What’s Wrong With Banks?

If you have been searching for a commercial real estate loan, operating credit, or expansion capital, you may have found the open water is choppy! If your sources are main stream banks, it will take a lot of effort to find the right fit. Lets examine why that is the case.

A little insight into the banks philosophy. If you are a main street bank, you are regulated heavily. When I first became a banker, the section 18 “criminal conduct codes” for banks was a two book volume which took up a corner of my bookshelf, after the Penn Square fiasco and the Savings and Loan/Resolution Trust, it became two shelves of books! More interesting, the code violations became construed as “apparent” guilt, unlike a normal crime, guilt predicated on intent, and the act, it became more like a hunting violation. If you were a hunter, and a federal game warden heard a shot after legal shooting hours, found you coming out of the marsh, from that direction, with a gun, the “apparent” guilt is you, took the shot, illegally, without any corroborating evidence. This revelation, made us old- time bankers nervous, no longer look at deal and the guy in the face, and decided to take a chance. In the “new” enlightened era, that might be criminal! Or at least result in a raking over the coals by regulators, with questions about your sanity, and ominous threats about classified loan designation, (write off, or devalued at best). As time past the old guard is gone, me included, but the regulations continued, got more extreme, to reign in these devil-may-care, banks, and reduce the effort of regulation, and make all banks a standard cookie cutter gnomes.

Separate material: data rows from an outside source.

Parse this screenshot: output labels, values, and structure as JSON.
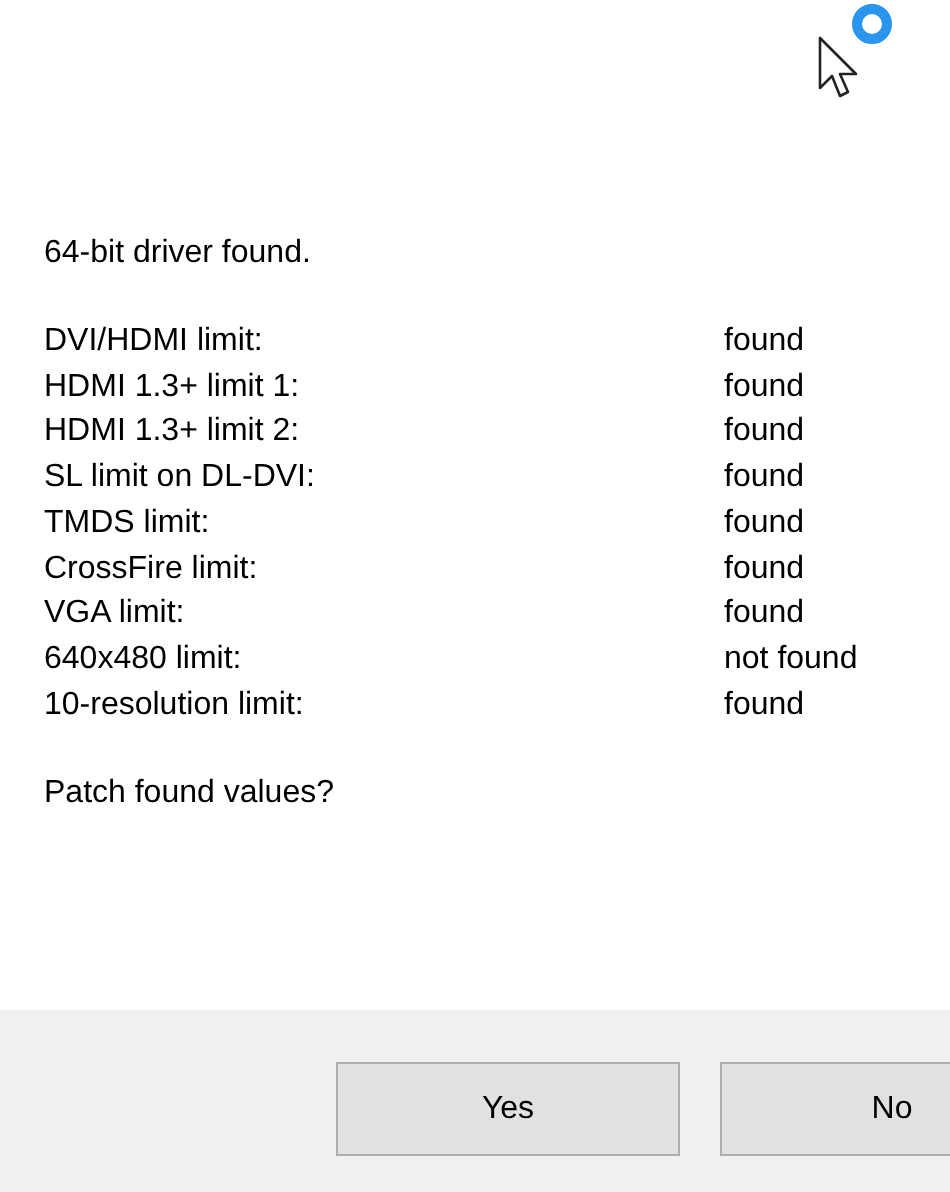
{
  "message": "64-bit driver found.",
  "limits": [
    {
      "name": "DVI/HDMI limit:",
      "status": "found"
    },
    {
      "name": "HDMI 1.3+ limit 1:",
      "status": "found"
    },
    {
      "name": "HDMI 1.3+ limit 2:",
      "status": "found"
    },
    {
      "name": "SL limit on DL-DVI:",
      "status": "found"
    },
    {
      "name": "TMDS limit:",
      "status": "found"
    },
    {
      "name": "CrossFire limit:",
      "status": "found"
    },
    {
      "name": "VGA limit:",
      "status": "found"
    },
    {
      "name": "640x480 limit:",
      "status": "not found"
    },
    {
      "name": "10-resolution limit:",
      "status": "found"
    }
  ],
  "question": "Patch found values?",
  "buttons": [
    "Yes",
    "No"
  ]
}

Lately, we see gruesome fines levied on some of the biggest banks, higher premiums for F.D.I.C. insurance. I will not suggest these were bad, or undeserved, but it gives you a glimpse of the mental state of banking. In fact most of these banks are global traders, unlikely to prop-up or start-up a main street U.S.A. business anyway, and their transgression were beyond the pale, to put it mildly. The TARP program, instituted by the U.S. Government, with the expressed intent to “shore up” with infusion of capital, from Fed funds, ( that’s you and me!), and let the banks “grow out” of their capital shortfall. This with artificial profits, at tax payers expense!

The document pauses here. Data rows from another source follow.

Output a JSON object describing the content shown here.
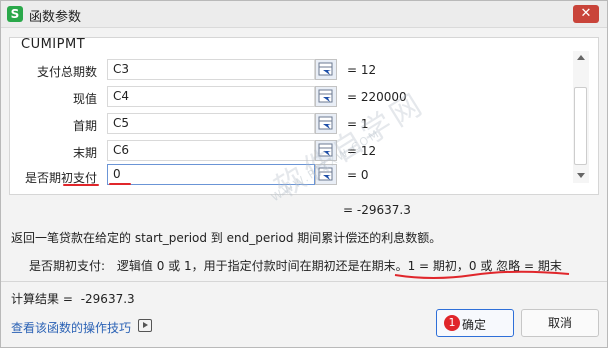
{
  "window": {
    "title": "函数参数",
    "app_icon_letter": "S",
    "close_label": "✕"
  },
  "function": {
    "name": "CUMIPMT"
  },
  "params": [
    {
      "label": "支付总期数",
      "value": "C3",
      "result": "= 12"
    },
    {
      "label": "现值",
      "value": "C4",
      "result": "= 220000"
    },
    {
      "label": "首期",
      "value": "C5",
      "result": "= 1"
    },
    {
      "label": "末期",
      "value": "C6",
      "result": "= 12"
    },
    {
      "label": "是否期初支付",
      "value": "0",
      "result": "= 0"
    }
  ],
  "formula_result": "= -29637.3",
  "description": "返回一笔贷款在给定的 start_period 到 end_period 期间累计偿还的利息数额。",
  "param_description": {
    "label": "是否期初支付:",
    "text": "逻辑值 0 或 1，用于指定付款时间在期初还是在期末。1 = 期初，0 或 忽略 = 期末"
  },
  "calc_result": {
    "label": "计算结果 =",
    "value": "-29637.3"
  },
  "help_link": "查看该函数的操作技巧",
  "buttons": {
    "ok": "确定",
    "cancel": "取消",
    "ok_badge": "1"
  },
  "watermark": {
    "main": "软件自学网",
    "sub": "WWW.RJZXW.COM"
  },
  "colors": {
    "accent": "#2e6fd8",
    "annotation_red": "#e0262b",
    "link": "#2b62b5"
  }
}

To put it directly, the bank rejected your loan, did so, while enjoying your taxpayer investment, thank you very much! Because of the atmosphere of regulatory dread, banks have resorted to the tried and true investments which also is inline with the regulators, Wall Street stocks, and bonds. If it helps banks, it helps Wall Street, it’s good for the economy. So a bank will “borrow” money from the Fed. pay.25%, (yes that’s 1/4% of 1%), invest it on Wall Street, with little regulation currently, net a spread of 3.5%- 7%. No wonder the banks got health FAST! However, there are some concerns here in this plan. It seems that the banks take in the largess of deposits, with the government assuming, ( that word again), that they would lend it out and prop up the U.S. economy… but they don’t! This NOW does concern the Government. No new jobs, no tax based expansion. With the banks aversion to making loans to new and established businesses, because banks have no incentive to do so and might have risk if they do! What can we do?

First of all scale back the easing of interest rates. This will force the banks to make loans in the economy, to provide dividends to placate their investors. We need to ease the regulatory regulations, to permit it. Allow common sense to come out to play, rather than sitting in the corner as a old, tired theory. Increase competition, with desire to earn profits restored and create new ways to restore capital to the main street economy. I believe the current administration has made such a step. The Job’s Training Act of 2012, made it easier to promote public investment opportunities and investment platforms called 506(C) section D. Expressly focused on reinvesting in the U.S. economy. It is regulated by virtue of who can participate, and the S.E.C. and the states allows it as an exempt offering Best advice is to be forward thinking and aware of the financial climate.